The fact that you can orgasm while giving birth is perhaps not as well-known as it should be. The artist Hermione Wiltshire reminds us of this fact in Therese in Ecstatic Childbirth, a response to the censorship of positive birth images, a picture that was originally taken by radical midwife Ina May Gaskin of a woman at the point of crowning. You might think that this is exactly the kind of image we would want to see: a pleasurable picture of birth. To look at it might bring confidence and relief; more universally, it reminds us that even in intense pain, there can be joy. But the image hasn’t proved very popular; it has been repeatedly censored and removed from public display. Not only are women not supposed to enjoy childbirth, but the image patently represents one of the most unbearable things we can imagine: the sexuality of a mother.

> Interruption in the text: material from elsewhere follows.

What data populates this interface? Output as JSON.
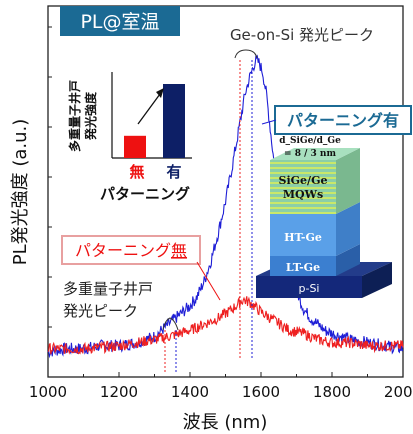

Obstetrical orgasm—what Terese apparently experiences—is a relatively rare medical phenomenon. Only around 0.3% of women, it’s estimated, will orgasm during birth. The physical experiences of pregnancy, birth and breastfeeding put you firmly back into a female body in a way that can be strangely erotic. But, outside of niche pornography, this erotic feeling evolves over time into a shameful kind of sexuality. No-one wants to address the idea of what critic Susan Fraiman, named the “sodomitical mother”, in other words, a mother with sexual desire to spare—beyond the required amount needed to reproduce.
“The physical experiences of pregnancy, birth and breastfeeding put you firmly back into a female body in a way that can be strangely erotic”
In the contemporary visual world, depictions of pregnancy and breastfeeding have done a lot to eroticize and heroicize female bodies; flaunting their rounded fullness. We could interpret this as celebratory, but the eroticization of motherhood is contradictory: you can be sexy in a passive way, but when a mother figure overtly expresses sexual desire it becomes disturbing. Why are so many people, for example, squeamish about public breastfeeding? We cannot stand the proximity of sex and motherhood, though they come from the same primal desires. Think of Halley, the mother in The Florida Project, who seems driven by sexual desire and seems to enjoy using men for sex and money. She’s hardly a sympathetic figure, choosing a lifestyle that clearly isn’t good for her daughter. Sex isn’t Halley’s only issue, but we are encouraged to be shocked by her sexuality.
Society demands we separate active sexuality from motherhood, because we cannot bear the thought of it. Psychoanalysis has made us all afraid of the sex lives of mothers, and what it might say about us. As the novelist Catherine Texier wrote, in 2000, “perhaps it’s time to open the door on the secret, sexual lives of mothers, even if it is hard for children—and we readers have all been children—to contemplate this taboo: our own mother’s sexuality”.
“Slowly my sex drive has returned, but there are times that it still feels a little bit wrong”
When I became a mother, my sexuality shifted: for some months after birth, sex was the furthest thing from my mind and the last thing my body needed—both were occupied with another kind of physical love. All my sexual feeling was lost in a cloud of nursing pads and pillows, muslin cloths and wet wipes. Slowly my sex drive has returned, but there are times that it still feels a little bit wrong—the guilty pleasure of literal pleasure. Modern motherhood wisdom will tell you to take “me time” and practice self-care, but when it comes to postnatal sex issues, between the “MILF” videos and Mila Kunis in Bad Moms, it’s all very murky waters.
I’ve turned to photography, again, to find some space to contemplate this awkward question. You cannot forget you’re a mother; it becomes part of your sexual identity as much as the rest of who you are. The works of Berber Theunissen juxtapose a mother’s nurturing sensuality and beguiling sexuality, exploring fleshy nudity, gauzy curtains, bedsheets, morning light. Partner and newborn child are shown with love and affection, different but equal. None of it is shameful. The Dutch artist, who is represented by Open Doors gallery, extends the eroticism of this transformative phase in a woman’s life, changing bodies, the renewed sense of feeling for the world, into early motherhood and family life. It’s like a warm, fuzzy, all-encompassing embrace. The love between a family emphasizes, rather than diminishes, a mother’s innate sexual power.